Nutzung der Darmkrebsfrüherkennung bleibt hinter Möglichkeiten zurück

Berlin – Die Analyse von Versichertendaten offenbart erhebliche Defizite bei der Inanspruchnahme der stuhlbasierten Darmkrebsfrüherkennung in Deutschland. Das verdeutlicht eine neue Studie des Deutschen Krebsforschungszentrums (DKFZ) und der Barmer, die jetzt im Deutschen Ärzteblatt erschienen ist (2025; DOI: 10.3238/arztebl.m2025.0102).
Die Studie basiert auf den anonymisierten Daten von mehr als 945.000 Versicherten der Barmer der Jahrgänge 1960 bis 1968. Im Zeitraum 2010 bis 2022 nutzten lediglich 22,9 % der Männer und 55,5 % der Frauen im Alter von 50 bis 54 Jahre mindestens einmal das Angebot eines Stuhltests auf unsichtbares („okkultes“) Blut.
Nur ein verschwindend kleiner Anteil – 0,1 % der Männer und 1,8 % der Frauen – nahm das jährliche Testangebot vollständig wahr. Insbesondere Männer nutzten das Vorsorgeangebot nur selten. Bis zum Alter von 55 Jahren hatten 77,1 % der Männer und 44,5 % der Frauen keinen einzigen Test durchgeführt.
„Unsere Ergebnisse zeigen deutlich: Die bisherige, nicht organisierte und auf individueller Eigeninitiative beruhende Darmkrebsfrüherkennung erreicht große Teile der berechtigten Bevölkerung nicht“, sagt Studienleiter Hermann Brenner vom DKFZ. „Gerade im Hinblick auf die nachgewiesene Wirksamkeit und Kosteneffizienz von Stuhltests zur Senkung von Darmkrebsinzidenz und -sterblichkeit besteht dringender Handlungsbedarf.“
Die Untersuchung zeigt auch, dass selbst der Übergang von älteren enzymatischen Stuhltests zu moderneren immunologischen Tests sowie die Einführung eines Einladungsschreibens im Alter von 50 Jahren im Jahr 2019 bislang keine substanziellen Verbesserungen bewirkt haben. Im Vergleich dazu erreichen Länder mit gut organisierten Programmen – wie die Niederlande oder England – Teilnahmequoten von mehr als 70 %.
Die Autoren der Studie betonen, dass ein systematischer Ausbau der Früherkennung, etwa durch den Postversand von Testkits und zielgerichtete Erinnerungsschreiben, ein entscheidender Hebel sein könnte. Ein früheres Modellprojekt der DKFZ-Arbeitsgruppe mit der AOK Baden-Württemberg hat bereits dargelegt, dass ein solches Vorgehen die Teilnahme auch in Deutschland mindestens verdreifachen könnte.

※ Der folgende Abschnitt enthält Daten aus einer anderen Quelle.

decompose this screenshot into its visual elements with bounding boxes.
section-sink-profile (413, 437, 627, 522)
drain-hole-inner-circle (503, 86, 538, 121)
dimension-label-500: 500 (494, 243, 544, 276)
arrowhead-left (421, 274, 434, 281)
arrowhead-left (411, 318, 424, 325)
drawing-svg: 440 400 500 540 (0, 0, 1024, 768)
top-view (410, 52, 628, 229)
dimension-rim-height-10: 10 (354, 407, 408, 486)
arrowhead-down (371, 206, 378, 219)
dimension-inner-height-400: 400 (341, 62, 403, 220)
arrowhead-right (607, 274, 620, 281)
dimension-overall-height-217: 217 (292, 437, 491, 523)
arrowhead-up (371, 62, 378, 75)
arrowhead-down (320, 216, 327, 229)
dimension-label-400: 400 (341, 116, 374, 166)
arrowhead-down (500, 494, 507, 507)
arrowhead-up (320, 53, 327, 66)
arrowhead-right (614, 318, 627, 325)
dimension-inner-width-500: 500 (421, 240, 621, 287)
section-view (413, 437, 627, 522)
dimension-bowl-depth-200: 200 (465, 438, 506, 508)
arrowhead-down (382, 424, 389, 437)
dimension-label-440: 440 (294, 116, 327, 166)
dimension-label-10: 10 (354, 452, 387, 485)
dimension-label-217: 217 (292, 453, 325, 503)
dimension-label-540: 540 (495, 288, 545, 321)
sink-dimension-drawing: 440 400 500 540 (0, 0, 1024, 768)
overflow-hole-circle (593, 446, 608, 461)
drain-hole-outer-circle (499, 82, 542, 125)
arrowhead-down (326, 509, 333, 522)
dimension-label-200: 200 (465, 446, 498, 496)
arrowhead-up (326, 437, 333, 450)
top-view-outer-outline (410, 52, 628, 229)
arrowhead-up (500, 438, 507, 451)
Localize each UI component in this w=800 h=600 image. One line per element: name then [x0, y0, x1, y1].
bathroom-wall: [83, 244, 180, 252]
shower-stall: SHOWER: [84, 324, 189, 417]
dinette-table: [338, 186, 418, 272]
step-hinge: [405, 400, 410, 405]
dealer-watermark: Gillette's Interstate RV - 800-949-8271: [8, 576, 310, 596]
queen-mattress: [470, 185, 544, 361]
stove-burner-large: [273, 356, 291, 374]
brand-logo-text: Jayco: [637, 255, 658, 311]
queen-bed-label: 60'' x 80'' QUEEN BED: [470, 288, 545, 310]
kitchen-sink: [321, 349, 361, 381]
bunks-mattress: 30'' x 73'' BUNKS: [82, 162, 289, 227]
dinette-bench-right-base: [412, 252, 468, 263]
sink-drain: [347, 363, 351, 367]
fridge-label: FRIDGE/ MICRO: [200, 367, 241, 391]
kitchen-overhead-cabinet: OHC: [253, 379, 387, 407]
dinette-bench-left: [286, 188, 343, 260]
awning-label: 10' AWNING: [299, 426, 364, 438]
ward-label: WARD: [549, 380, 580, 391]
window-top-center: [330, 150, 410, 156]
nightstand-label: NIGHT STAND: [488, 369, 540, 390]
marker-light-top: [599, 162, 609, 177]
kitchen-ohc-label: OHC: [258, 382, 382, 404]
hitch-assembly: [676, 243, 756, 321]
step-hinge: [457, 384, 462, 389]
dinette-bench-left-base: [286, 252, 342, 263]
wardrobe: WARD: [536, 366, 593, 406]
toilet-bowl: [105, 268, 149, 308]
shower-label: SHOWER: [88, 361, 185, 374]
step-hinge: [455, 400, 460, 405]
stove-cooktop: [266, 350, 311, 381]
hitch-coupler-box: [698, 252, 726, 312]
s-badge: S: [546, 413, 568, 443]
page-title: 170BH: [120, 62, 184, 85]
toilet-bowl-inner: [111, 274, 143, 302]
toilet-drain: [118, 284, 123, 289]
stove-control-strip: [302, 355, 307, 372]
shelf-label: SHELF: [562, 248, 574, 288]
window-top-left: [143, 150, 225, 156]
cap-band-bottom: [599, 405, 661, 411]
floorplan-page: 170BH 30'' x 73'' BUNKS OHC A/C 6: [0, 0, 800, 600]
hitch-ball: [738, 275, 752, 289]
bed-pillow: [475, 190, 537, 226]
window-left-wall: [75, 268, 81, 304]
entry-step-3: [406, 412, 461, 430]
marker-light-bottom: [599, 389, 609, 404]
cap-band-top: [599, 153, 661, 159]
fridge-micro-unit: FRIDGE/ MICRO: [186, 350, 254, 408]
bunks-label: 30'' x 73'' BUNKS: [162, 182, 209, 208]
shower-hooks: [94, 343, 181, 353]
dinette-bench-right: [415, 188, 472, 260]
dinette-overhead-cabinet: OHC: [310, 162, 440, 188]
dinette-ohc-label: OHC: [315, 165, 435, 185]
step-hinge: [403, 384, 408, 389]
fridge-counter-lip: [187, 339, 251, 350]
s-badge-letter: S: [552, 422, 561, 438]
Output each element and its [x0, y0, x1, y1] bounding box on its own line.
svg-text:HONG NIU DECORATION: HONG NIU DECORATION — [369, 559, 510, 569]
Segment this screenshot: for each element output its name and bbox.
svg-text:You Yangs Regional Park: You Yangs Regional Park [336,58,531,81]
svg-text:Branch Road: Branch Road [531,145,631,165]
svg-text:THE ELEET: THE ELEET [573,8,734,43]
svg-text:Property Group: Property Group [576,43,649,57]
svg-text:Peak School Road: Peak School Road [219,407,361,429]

Die Barmer hat diesen Ansatz aufgegriffen und bietet ihren Versicherten zwischenzeitlich an, die Testkits nach Hause zu schicken. Dieses Verfahren soll in den nächsten Jahren weiter verbessert und von den Epidemiologen des DKFZ wissenschaftlich begleitet werden.
„Jedes Jahr versterben in Deutschland über 24.000 Menschen an Darmkrebs. Doch die Krankheit lässt sich verhüten, wenn die Krebsvorstufen entdeckt und entfernt werden, und die Heilungschance steigt, wenn der Krebs früh diagnostiziert wird“, sagte Christian Graf von der Barmer. Es sei höchste Zeit, dass man mit evidenzbasierten Maßnahmen mehr Menschen dazu bringe, die Chance der Vorsorge und Früherkennung zu nutzen.